Disabled Community Celebrates Resilience Through Performance

Matías Berretta, Staff Writer

Healing from violence inflicted by systems of oppression is a major challenge faced by marginalized communities. On Tuesday, College seniors Rachel Parnell and Sylvie Rosenkalt created a space at the Cat in the Cream where such healing and restoration processes could begin and continue as part of the Healing Justice Lending Library Art Show and Fundraiser. Parnell carefully curated a playlist of videos of performances by disabled artists for the event, and Vines created by Rosenkalt were showcased on tables set up at the venue’s entrance. A group of eager students rearranged the space to make it more accessible for disabled people. Without a ramp for wheelchair users, organizers turned the stage into an elevated seating area, which freed up the floor for wheelchair accessibility.

Over the past two years, Rosenkalt has been working to increase access to resources for the College’s disabled community. She has found guidance in the philosophies of disability justice, which centers disability rights in an intersectional framework of social justice movements and healing justice, which revolves around understanding generational trauma — the idea that the effects of distress can influence future generations. With Parnell’s help, Rosenkalt’s most ambitious project yet, the Healing Justice Lending Library, will become a reality by the end of April. The library will be housed in the Peer Resource Center in Wilder 304 and will allow people to check out a variety of healing tools — from mobility devices to sensory tools like weighted blankets to heating pads and trauma kits — without having to worry about insurance or payment. The HJLL will also serve as a space to increase awareness of and about disability.

Disability justice and healing justice are both emerging movements. The founders of the disability justice movement were a group of disabled and chronically ill people who had participated in social justice movements that didn’t address disability, but did not feel at home in the disability rights movement due to racism, queerphobia and roots in capitalism. Their movement centers people at the intersections of multiple forms of oppression. Healing Justice takes the principles of disability justice and extends them to confront generational trauma.

The show at the fundraiser consisted of various performances by disabled artists, many of which were on YouTube and screened using a projector, with student performances toward the end. Rosenkalt explained that while people don’t often get together to watch YouTube videos, gathering to watch disabled artists can be a powerful experience.

Rosenkalt and Parnell prefaced the show by explaining that the purpose of the event was threefold: to get the word out about the Healing Justice Lending Library, to raise money for the library and to celebrate two years of hard work and resilience.

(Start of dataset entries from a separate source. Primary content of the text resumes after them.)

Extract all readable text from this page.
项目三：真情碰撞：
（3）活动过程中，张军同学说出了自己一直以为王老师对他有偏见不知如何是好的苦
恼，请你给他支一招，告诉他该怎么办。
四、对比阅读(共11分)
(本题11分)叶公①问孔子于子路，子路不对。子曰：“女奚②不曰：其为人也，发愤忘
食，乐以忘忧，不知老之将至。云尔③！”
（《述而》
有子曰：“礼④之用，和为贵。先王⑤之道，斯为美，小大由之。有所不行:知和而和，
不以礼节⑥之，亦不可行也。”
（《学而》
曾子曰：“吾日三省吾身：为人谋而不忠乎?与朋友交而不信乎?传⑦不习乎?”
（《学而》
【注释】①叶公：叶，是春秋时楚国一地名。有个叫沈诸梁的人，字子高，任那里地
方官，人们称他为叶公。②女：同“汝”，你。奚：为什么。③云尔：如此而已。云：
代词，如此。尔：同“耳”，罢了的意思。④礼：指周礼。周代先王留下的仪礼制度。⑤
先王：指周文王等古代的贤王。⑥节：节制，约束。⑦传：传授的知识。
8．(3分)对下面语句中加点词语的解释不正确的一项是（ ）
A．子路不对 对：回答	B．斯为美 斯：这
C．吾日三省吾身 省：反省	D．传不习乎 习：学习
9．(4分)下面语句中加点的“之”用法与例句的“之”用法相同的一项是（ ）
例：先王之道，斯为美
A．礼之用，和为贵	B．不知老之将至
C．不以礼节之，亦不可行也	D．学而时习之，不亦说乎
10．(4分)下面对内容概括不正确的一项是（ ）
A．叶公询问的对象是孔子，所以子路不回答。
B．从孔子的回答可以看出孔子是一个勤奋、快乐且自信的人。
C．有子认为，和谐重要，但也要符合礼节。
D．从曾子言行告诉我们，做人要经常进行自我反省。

One YouTube video was Leah Lakshmi Piepzna-Samarasinha’s “Cripstory,” a galvanizing narrative poem about disability and resilience. “We don’t know what just keeping breathing as disabled folks will help us give birth to … all our sweet drooling broken beautiful ugly danger / a cosmos of crip story,” the poem reads. Two performances by Sins Invalid, a queer disabled performance art group, followed. In one video, a mummified dancer performed on a stage while acting as a canvas for beautiful neon projections. In another, an acrobat in a wheelchair suspended in midair by a tightrope made emphatic and explosive gestures which echoed the Haka, a traditional Maori war dance.

The student performances, however, were the highlights of the event. Rosenkalt read one of her favorite poems, “Patience” by Aurora Levins Morales. In a heartfelt performance, Rosenkalt made the poem her own. Emotion shone through the cracks in her voice, “Why do they call us ‘the patient’ / We are not patient. We endure.” Next came Review Production Editor Auden Granger, who performed a poem of their own titled “Letter to My Past Self,” a rhythmically conscious and emotionally dynamic piece. Tracing the ups and downs of life as they recited, Granger expounded powerful meditations on the messy and ungovernable nature of life. “Life isn’t a novel with introduction-rising-action-climax-falling-action-conclusion / it’s a mess of dips and dives and hills, some of them you can’t even see until you’ve passed them and some of them I can’t catch even now, and trying to characterize all of that as improving / or / declining / is a mistake you’re gonna make over and over again until finally it hits you in the face that things can be getting better / and also getting worse / all at the same time,” they read. Then came a black-and-white video recording of a spoken word poem by three members of OSLAM — College junior Nina Sahar, College sophomore Deborah Johnson and College junior Misaël Syldor — confronting cultural appropriation and intergenerational trauma and violence. Despite the gritty video, their performance was, as usual, spectacular.

As the night drew to a close, Rosenkalt and Parnell thanked everyone for coming and asked attendees to visit HJLL’s official Facebook page where they will soon be uploading resources for those wanting to educate themselves further. Amidst all the thoughts and feelings swirling about the room, it was evident that Rosenkalt and Parnell’s efforts were appreciated and a much-needed addition to the Oberlin community.